I'm also looking to strip out <p></p>
tags or tidy the output by line breaks for storing as a text file later or reusing.
After reading your valuable comments I tried using
WWW::Mechanize
and
WWW::Mechanize::TreeBuilder
instead, like this
use strict;
use warnings;
use WWW::Mechanize;
use WWW::Mechanize::TreeBuilder;
my $mech = WWW::Mechanize->new;
WWW::Mechanize::TreeBuilder->meta->apply($mech);
$mech->get( 'domain.com/?xxxxxx' );
my @list = $mech->find('div id="aaa-bbb"'); # or <div id="aaa-bbb"> or "<div id="aaa-bbb">"
foreach (@list) {
print $_->as_text();
}
It works for simple tags but can't get it to work with <div id="aaaa">
. It just exits the script without printing anything.

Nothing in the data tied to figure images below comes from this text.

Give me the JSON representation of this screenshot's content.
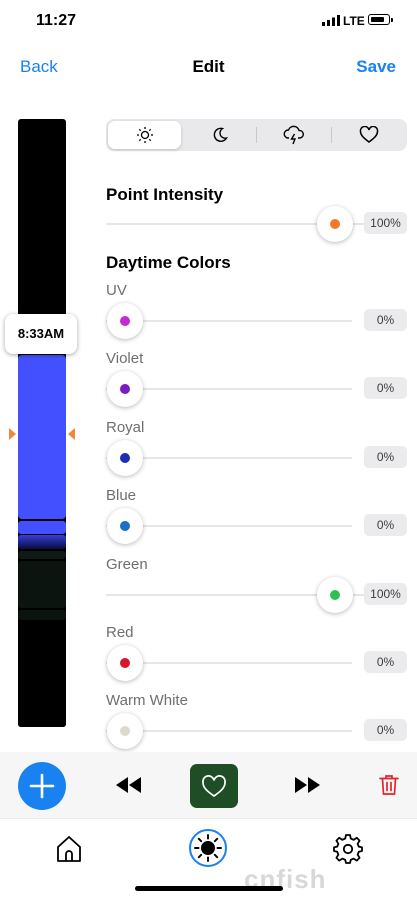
{
  "status_bar": {
    "time": "11:27",
    "network": "LTE"
  },
  "nav": {
    "back": "Back",
    "title": "Edit",
    "save": "Save"
  },
  "timeline": {
    "current_time": "8:33AM"
  },
  "weather_tabs": [
    {
      "icon": "sun-icon",
      "selected": true
    },
    {
      "icon": "moon-icon",
      "selected": false
    },
    {
      "icon": "storm-icon",
      "selected": false
    },
    {
      "icon": "heart-icon",
      "selected": false
    }
  ],
  "point_intensity": {
    "label": "Point Intensity",
    "value": 100,
    "value_label": "100%",
    "color": "#f07a2a"
  },
  "daytime_colors": {
    "label": "Daytime Colors",
    "channels": [
      {
        "name": "UV",
        "value": 0,
        "value_label": "0%",
        "color": "#c42bd1"
      },
      {
        "name": "Violet",
        "value": 0,
        "value_label": "0%",
        "color": "#7a1cc4"
      },
      {
        "name": "Royal",
        "value": 0,
        "value_label": "0%",
        "color": "#1a2fb5"
      },
      {
        "name": "Blue",
        "value": 0,
        "value_label": "0%",
        "color": "#1a6fc7"
      },
      {
        "name": "Green",
        "value": 100,
        "value_label": "100%",
        "color": "#2ec052"
      },
      {
        "name": "Red",
        "value": 0,
        "value_label": "0%",
        "color": "#d21a2a"
      },
      {
        "name": "Warm White",
        "value": 0,
        "value_label": "0%",
        "color": "#dcdacb"
      }
    ]
  },
  "toolbar": {
    "add": "plus-icon",
    "rewind": "rewind-icon",
    "favorite": "heart-icon",
    "forward": "fast-forward-icon",
    "delete": "trash-icon"
  },
  "tabbar": {
    "tabs": [
      "home-icon",
      "sun-icon",
      "gear-icon"
    ],
    "active": 1
  },
  "watermark": "cnfish"
}
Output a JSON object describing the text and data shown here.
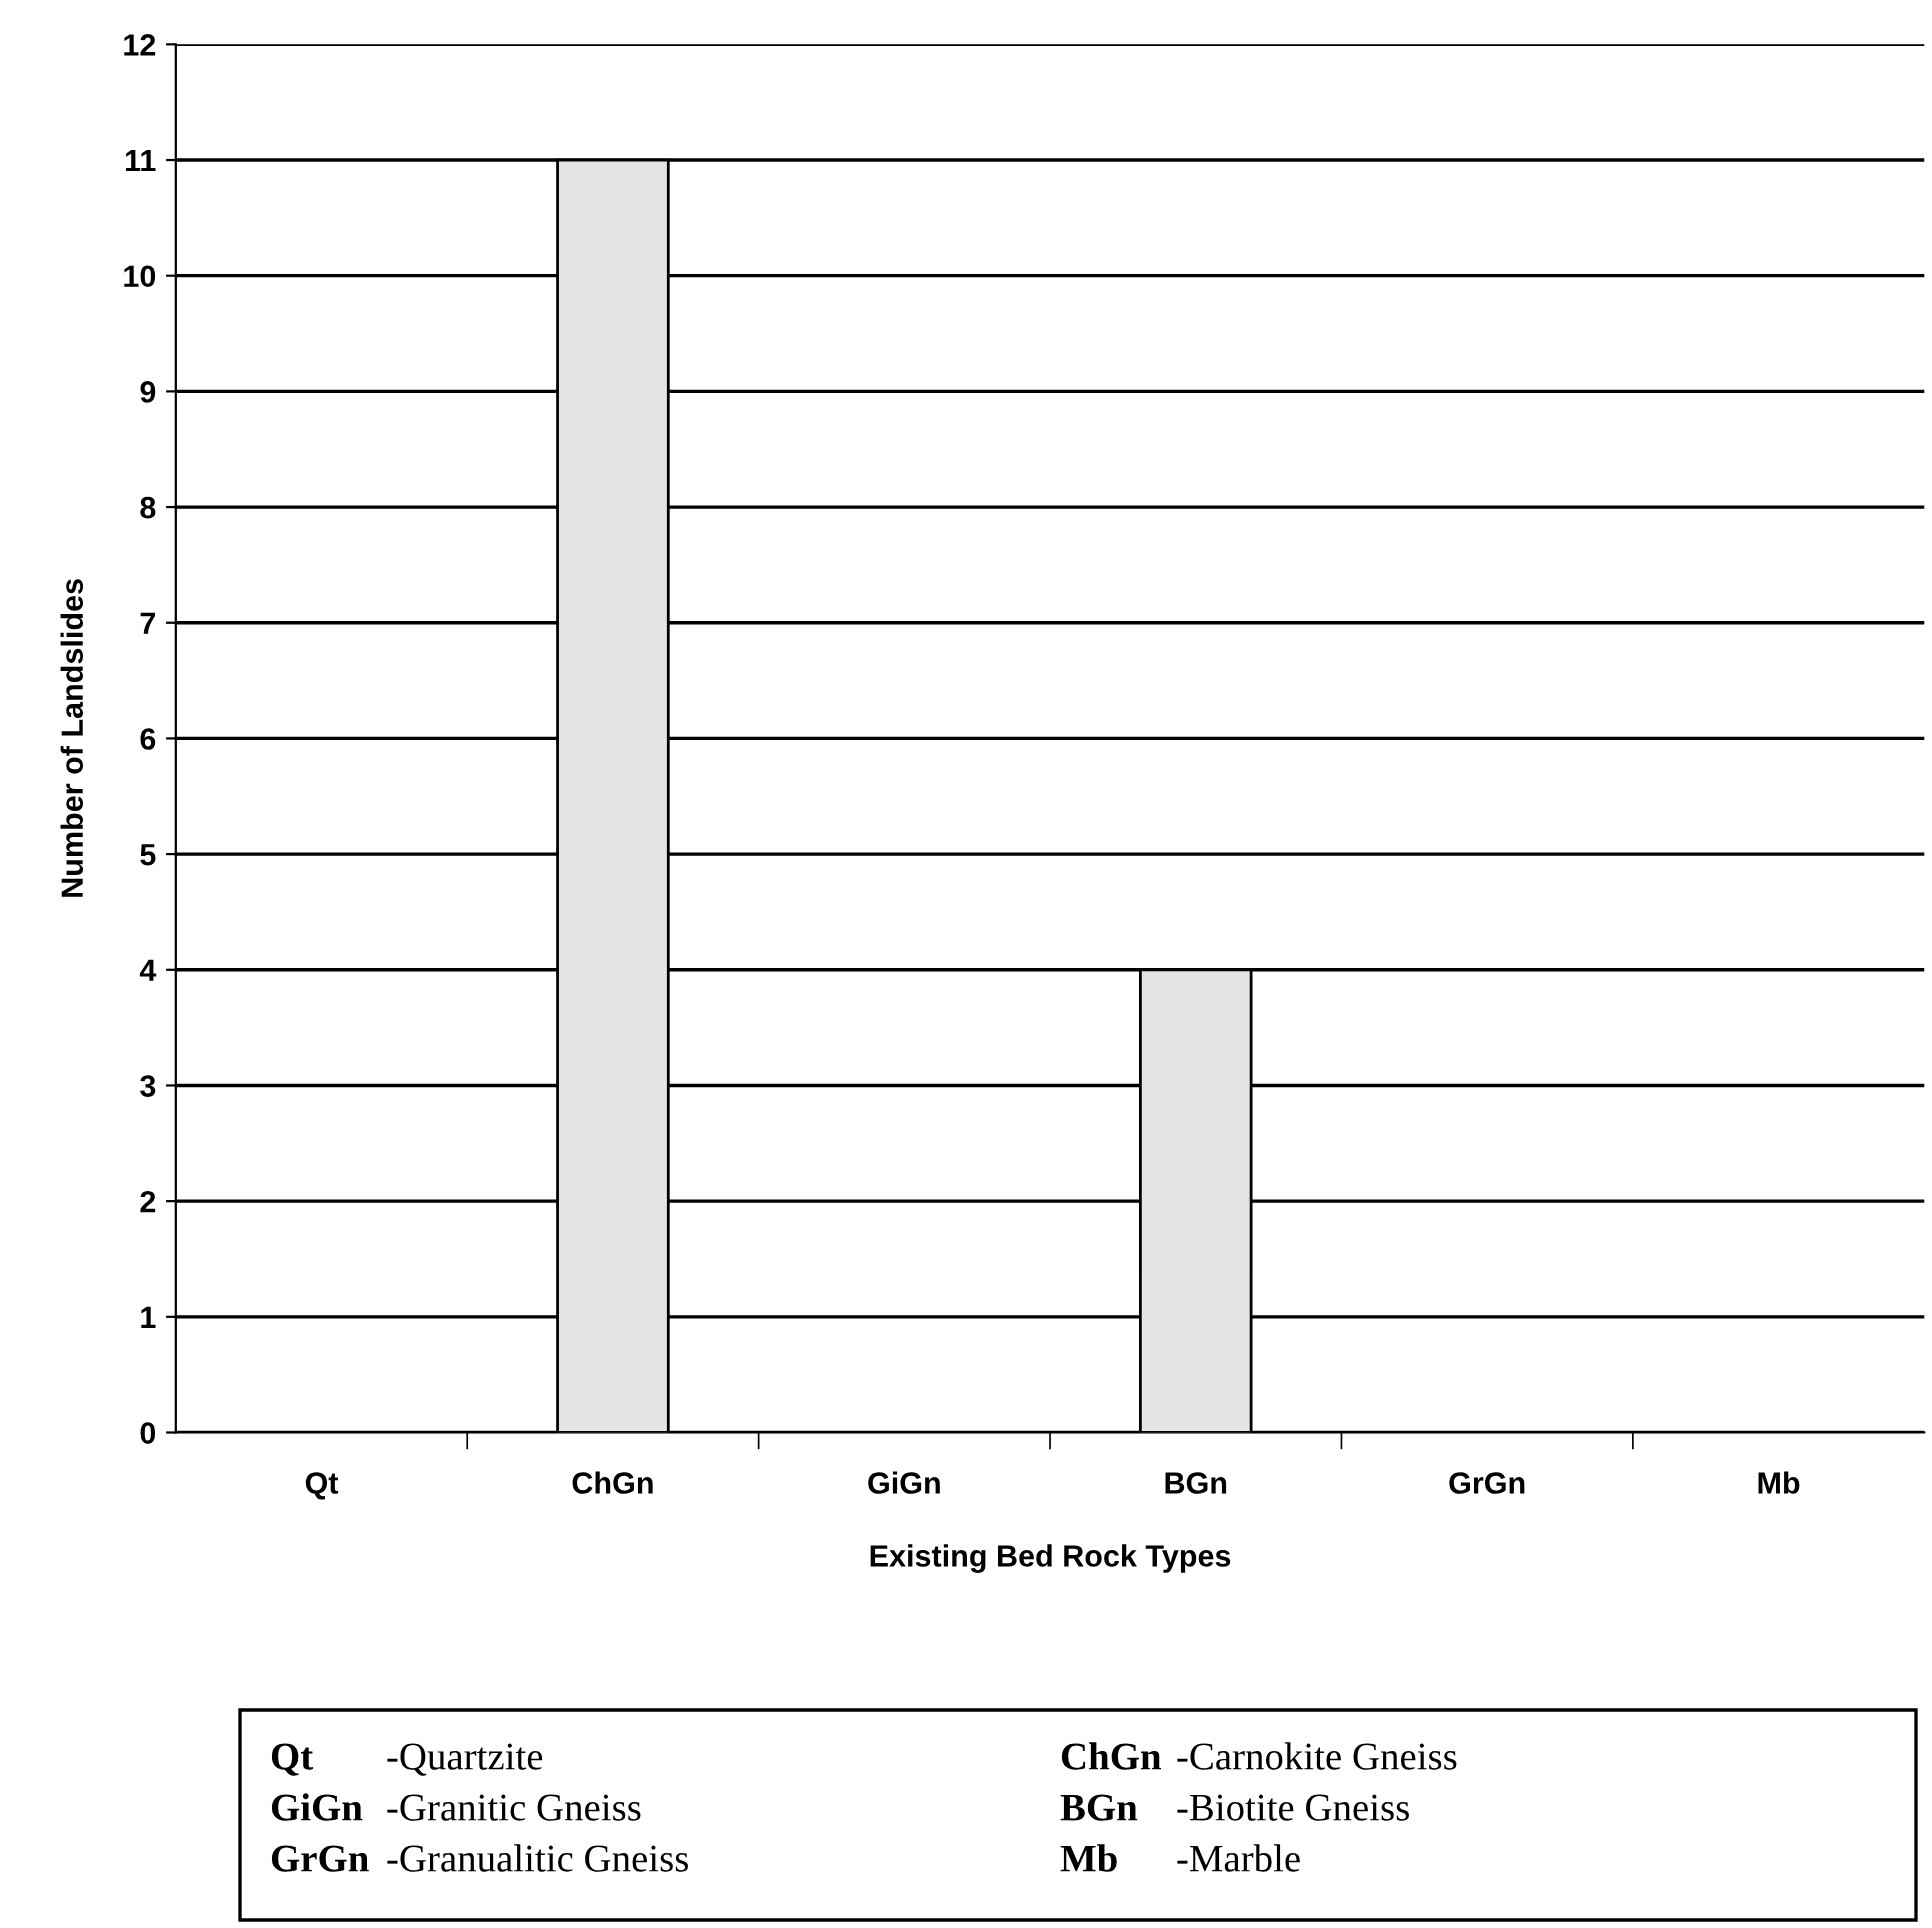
{
  "chart_data": {
    "type": "bar",
    "xlabel": "Existing Bed Rock Types",
    "ylabel": "Number of Landslides",
    "categories": [
      "Qt",
      "ChGn",
      "GiGn",
      "BGn",
      "GrGn",
      "Mb"
    ],
    "values": [
      0,
      11,
      0,
      4,
      0,
      0
    ],
    "color": "#e4e4e4",
    "ylim": [
      0,
      12
    ],
    "yticks": [
      0,
      1,
      2,
      3,
      4,
      5,
      6,
      7,
      8,
      9,
      10,
      11,
      12
    ],
    "grid": "y",
    "legend": false,
    "annotations": [
      "Qt -Quartzite",
      "ChGn -Carnokite Gneiss",
      "GiGn -Granitic Gneiss",
      "BGn -Biotite Gneiss",
      "GrGn -Granualitic Gneiss",
      "Mb -Marble"
    ]
  }
}
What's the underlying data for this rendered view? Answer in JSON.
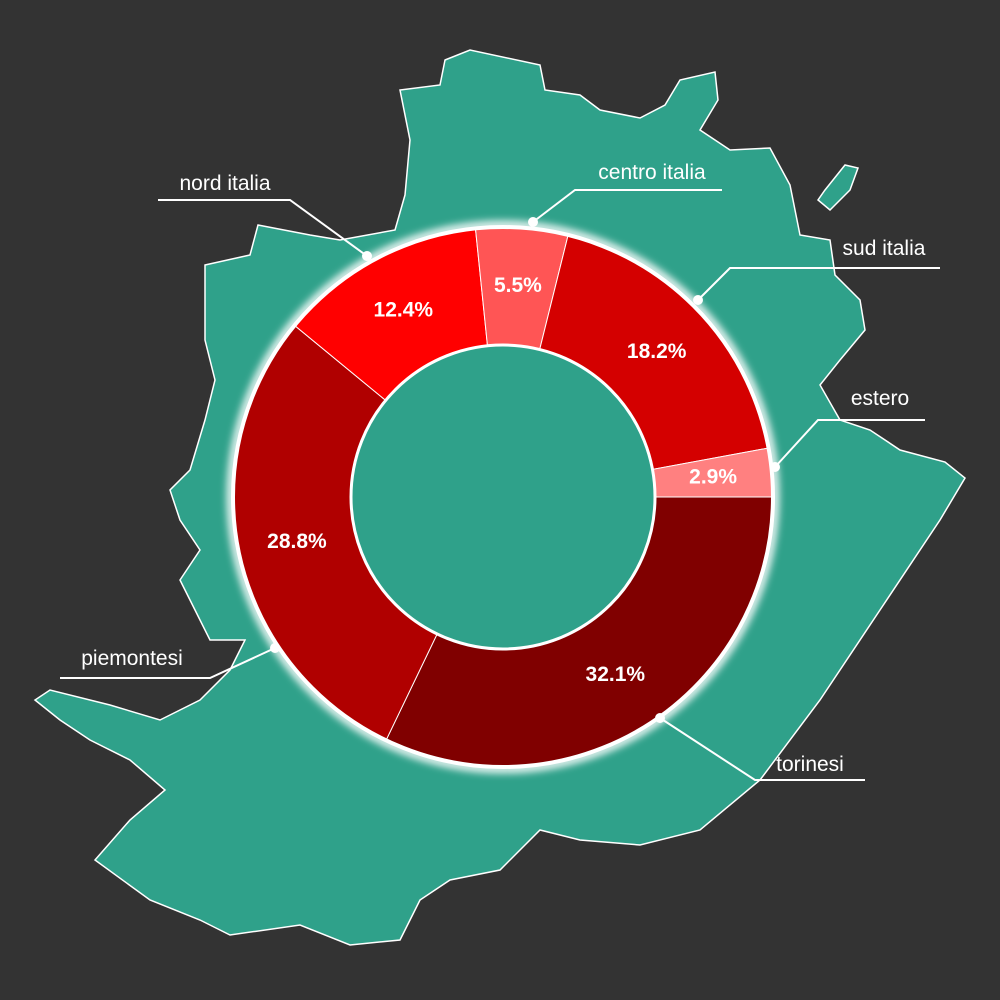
{
  "chart_data": {
    "type": "donut",
    "categories": [
      "torinesi",
      "piemontesi",
      "nord italia",
      "centro italia",
      "sud italia",
      "estero"
    ],
    "values": [
      32.1,
      28.8,
      12.4,
      5.5,
      18.2,
      2.9
    ],
    "value_labels": [
      "32.1%",
      "28.8%",
      "12.4%",
      "5.5%",
      "18.2%",
      "2.9%"
    ],
    "colors": [
      "#800000",
      "#b00000",
      "#ff0000",
      "#ff5555",
      "#d40000",
      "#ff8080"
    ]
  }
}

I used double and single quotes, it already has double quotes inside the tag id.
Upvotes: 0
Views: 2347
Reputation: 20280
This type of parsing is much easier with a DOM parser. My parser of choice is Mojo::DOM which is part of the Mojolicious suite.
#!/usr/bin/env perl
use strict;
use warnings;
use Mojo::UserAgent;
my $ua = Mojo::UserAgent->new;
my $dom = $ua->get( 'domain.com/?xxxxxx' )->res->dom;
my $text = $dom->at('#aaa-bbb')->all_text;
The at
method is a special case of the find
method, which finds all the instances; at
finds the first (or in your case, only). The #
is the CSS selector syntax for ids.
Upvotes: 5